French Open: Zverev im Finale gegen Arnaldi oder Cobolli
Die Ausgangslage könnte dabei kaum besser sein. Zverev, der im bisherigen Turnierverlauf lediglich zwei Sätze abgegeben hat (gegen Quentin Halys in der dritten Runde, gegen Mensik im Halbfinale), dominiert dieses Roland-Garros-Turnier nach Belieben – und das in einem Feld, das sich im Laufe des Turniers selbst dezimiert hat. Carlos Alcaraz musste verletzungsbedingt passen, Jannik Sinner verabschiedete sich bereits in der zweiten Runde mit körperlichen Problemen, und Novak Djokovic scheiterte überraschend in der dritten Runde an Fonseca. Seither ist Zverev der unumstrittene Favorit auf den Titel – und er hat diese Rolle bislang bravourös ausgefüllt.
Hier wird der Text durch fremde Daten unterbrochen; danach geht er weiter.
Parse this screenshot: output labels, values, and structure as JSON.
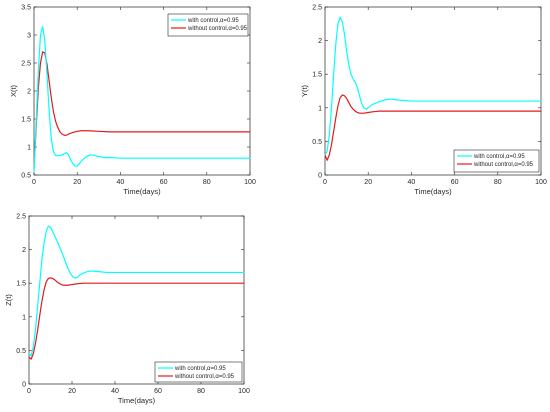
{
  "chart_data": [
    {
      "type": "line",
      "xlabel": "Time(days)",
      "ylabel": "X(t)",
      "xlim": [
        0,
        100
      ],
      "ylim": [
        0.5,
        3.5
      ],
      "xticks": [
        "0",
        "20",
        "40",
        "60",
        "80",
        "100"
      ],
      "yticks": [
        "0.5",
        "1",
        "1.5",
        "2",
        "2.5",
        "3",
        "3.5"
      ],
      "legend_position": "top-right",
      "series": [
        {
          "name": "with control,α=0.95",
          "color": "#00ffff",
          "x": [
            0,
            1,
            2,
            3,
            4,
            5,
            6,
            7,
            8,
            9,
            10,
            11,
            12,
            13,
            14,
            15,
            16,
            17,
            18,
            19,
            20,
            21,
            22,
            23,
            24,
            25,
            26,
            28,
            30,
            33,
            36,
            40,
            45,
            50,
            60,
            70,
            80,
            90,
            100
          ],
          "y": [
            0.55,
            1.45,
            2.35,
            3.0,
            3.15,
            2.9,
            2.3,
            1.65,
            1.15,
            0.92,
            0.85,
            0.84,
            0.85,
            0.86,
            0.88,
            0.9,
            0.86,
            0.77,
            0.7,
            0.66,
            0.66,
            0.7,
            0.75,
            0.79,
            0.82,
            0.84,
            0.86,
            0.85,
            0.83,
            0.81,
            0.81,
            0.8,
            0.8,
            0.8,
            0.8,
            0.8,
            0.8,
            0.8,
            0.8
          ]
        },
        {
          "name": "without control,α=0.95",
          "color": "#e31a1c",
          "x": [
            0,
            1,
            2,
            3,
            4,
            5,
            6,
            7,
            8,
            9,
            10,
            11,
            12,
            13,
            14,
            15,
            16,
            18,
            20,
            22,
            25,
            30,
            35,
            40,
            50,
            60,
            70,
            80,
            90,
            100
          ],
          "y": [
            0.6,
            1.35,
            2.05,
            2.5,
            2.7,
            2.68,
            2.48,
            2.18,
            1.88,
            1.63,
            1.46,
            1.35,
            1.27,
            1.23,
            1.21,
            1.21,
            1.23,
            1.26,
            1.28,
            1.29,
            1.29,
            1.28,
            1.27,
            1.27,
            1.27,
            1.27,
            1.27,
            1.27,
            1.27,
            1.27
          ]
        }
      ]
    },
    {
      "type": "line",
      "xlabel": "Time(days)",
      "ylabel": "Y(t)",
      "xlim": [
        0,
        100
      ],
      "ylim": [
        0,
        2.5
      ],
      "xticks": [
        "0",
        "20",
        "40",
        "60",
        "80",
        "100"
      ],
      "yticks": [
        "0",
        "0.5",
        "1",
        "1.5",
        "2",
        "2.5"
      ],
      "legend_position": "bottom-right",
      "series": [
        {
          "name": "with control,α=0.95",
          "color": "#00ffff",
          "x": [
            0,
            1,
            2,
            3,
            4,
            5,
            6,
            7,
            8,
            9,
            10,
            11,
            12,
            13,
            14,
            15,
            16,
            17,
            18,
            19,
            20,
            22,
            25,
            28,
            30,
            33,
            36,
            40,
            45,
            50,
            60,
            70,
            80,
            90,
            100
          ],
          "y": [
            0.3,
            0.35,
            0.6,
            1.0,
            1.5,
            1.95,
            2.25,
            2.35,
            2.28,
            2.1,
            1.85,
            1.65,
            1.5,
            1.43,
            1.38,
            1.3,
            1.18,
            1.06,
            1.0,
            0.98,
            1.0,
            1.05,
            1.09,
            1.12,
            1.13,
            1.12,
            1.11,
            1.1,
            1.1,
            1.1,
            1.1,
            1.1,
            1.1,
            1.1,
            1.1
          ]
        },
        {
          "name": "without control,α=0.95",
          "color": "#e31a1c",
          "x": [
            0,
            1,
            2,
            3,
            4,
            5,
            6,
            7,
            8,
            9,
            10,
            11,
            12,
            13,
            14,
            15,
            16,
            18,
            20,
            22,
            25,
            30,
            40,
            50,
            60,
            70,
            80,
            90,
            100
          ],
          "y": [
            0.3,
            0.22,
            0.3,
            0.45,
            0.65,
            0.85,
            1.03,
            1.15,
            1.19,
            1.18,
            1.14,
            1.08,
            1.02,
            0.98,
            0.95,
            0.93,
            0.92,
            0.92,
            0.93,
            0.94,
            0.95,
            0.95,
            0.95,
            0.95,
            0.95,
            0.95,
            0.95,
            0.95,
            0.95
          ]
        }
      ]
    },
    {
      "type": "line",
      "xlabel": "Time(days)",
      "ylabel": "Z(t)",
      "xlim": [
        0,
        100
      ],
      "ylim": [
        0,
        2.5
      ],
      "xticks": [
        "0",
        "20",
        "40",
        "60",
        "80",
        "100"
      ],
      "yticks": [
        "0",
        "0.5",
        "1",
        "1.5",
        "2",
        "2.5"
      ],
      "legend_position": "bottom-right",
      "series": [
        {
          "name": "with control,α=0.95",
          "color": "#00ffff",
          "x": [
            0,
            1,
            2,
            3,
            4,
            5,
            6,
            7,
            8,
            9,
            10,
            11,
            12,
            13,
            14,
            15,
            16,
            17,
            18,
            19,
            20,
            21,
            22,
            23,
            24,
            26,
            28,
            30,
            33,
            36,
            40,
            45,
            50,
            60,
            70,
            80,
            90,
            100
          ],
          "y": [
            0.45,
            0.42,
            0.55,
            0.8,
            1.15,
            1.5,
            1.85,
            2.1,
            2.27,
            2.35,
            2.33,
            2.27,
            2.2,
            2.13,
            2.06,
            1.98,
            1.9,
            1.81,
            1.73,
            1.66,
            1.61,
            1.58,
            1.58,
            1.6,
            1.63,
            1.66,
            1.68,
            1.68,
            1.67,
            1.66,
            1.66,
            1.66,
            1.66,
            1.66,
            1.66,
            1.66,
            1.66,
            1.66
          ]
        },
        {
          "name": "without control,α=0.95",
          "color": "#e31a1c",
          "x": [
            0,
            1,
            2,
            3,
            4,
            5,
            6,
            7,
            8,
            9,
            10,
            11,
            12,
            13,
            14,
            15,
            16,
            18,
            20,
            22,
            25,
            30,
            35,
            40,
            50,
            60,
            70,
            80,
            90,
            100
          ],
          "y": [
            0.4,
            0.37,
            0.45,
            0.6,
            0.8,
            1.02,
            1.23,
            1.4,
            1.52,
            1.57,
            1.58,
            1.57,
            1.55,
            1.52,
            1.5,
            1.48,
            1.47,
            1.47,
            1.48,
            1.49,
            1.5,
            1.5,
            1.5,
            1.5,
            1.5,
            1.5,
            1.5,
            1.5,
            1.5,
            1.5
          ]
        }
      ]
    }
  ]
}
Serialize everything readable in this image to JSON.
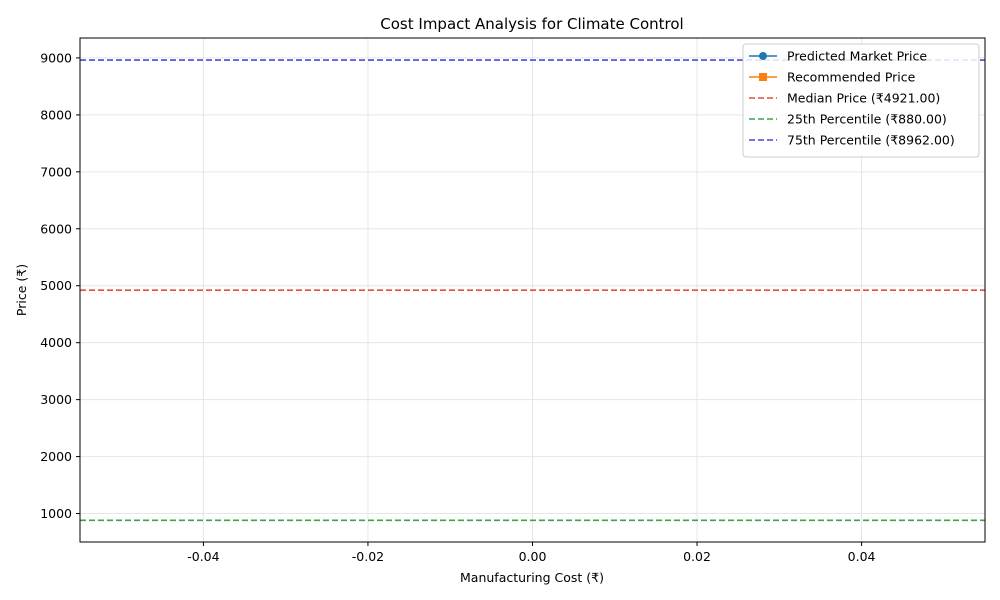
{
  "chart_data": {
    "type": "line",
    "title": "Cost Impact Analysis for Climate Control",
    "xlabel": "Manufacturing Cost (₹)",
    "ylabel": "Price (₹)",
    "xlim": [
      -0.055,
      0.055
    ],
    "ylim": [
      500,
      9350
    ],
    "x_ticks": [
      "-0.04",
      "-0.02",
      "0.00",
      "0.02",
      "0.04"
    ],
    "x_tick_values": [
      -0.04,
      -0.02,
      0.0,
      0.02,
      0.04
    ],
    "y_ticks": [
      "1000",
      "2000",
      "3000",
      "4000",
      "5000",
      "6000",
      "7000",
      "8000",
      "9000"
    ],
    "y_tick_values": [
      1000,
      2000,
      3000,
      4000,
      5000,
      6000,
      7000,
      8000,
      9000
    ],
    "grid": true,
    "legend_position": "top-right",
    "series": [
      {
        "name": "Predicted Market Price",
        "color": "#1f77b4",
        "marker": "circle",
        "x": [],
        "y": []
      },
      {
        "name": "Recommended Price",
        "color": "#ff7f0e",
        "marker": "square",
        "x": [],
        "y": []
      }
    ],
    "reference_lines": [
      {
        "label": "Median Price (₹4921.00)",
        "value": 4921,
        "color": "#e74c3c"
      },
      {
        "label": "25th Percentile (₹880.00)",
        "value": 880,
        "color": "#3aa646"
      },
      {
        "label": "75th Percentile (₹8962.00)",
        "value": 8962,
        "color": "#4a4ad6"
      }
    ]
  }
}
Im Finale trifft er entweder auf Matteo Arnaldi (ATP 104) oder Flavio Cobolli (ATP 14) – in beiden Fällen auf einen Gegner, gegen den Zverev als klarer Favorit in die Partie geht. Es wäre die Chance, die Last der Vergangenheit abzuschütteln: Die Finalniederlagen bei den Australian Open 2025, den French Open 2024 und den US Open 2020 haben den Deutschen stets begleitet. Sonntag könnte der Tag sein, an dem sich das alles ändert.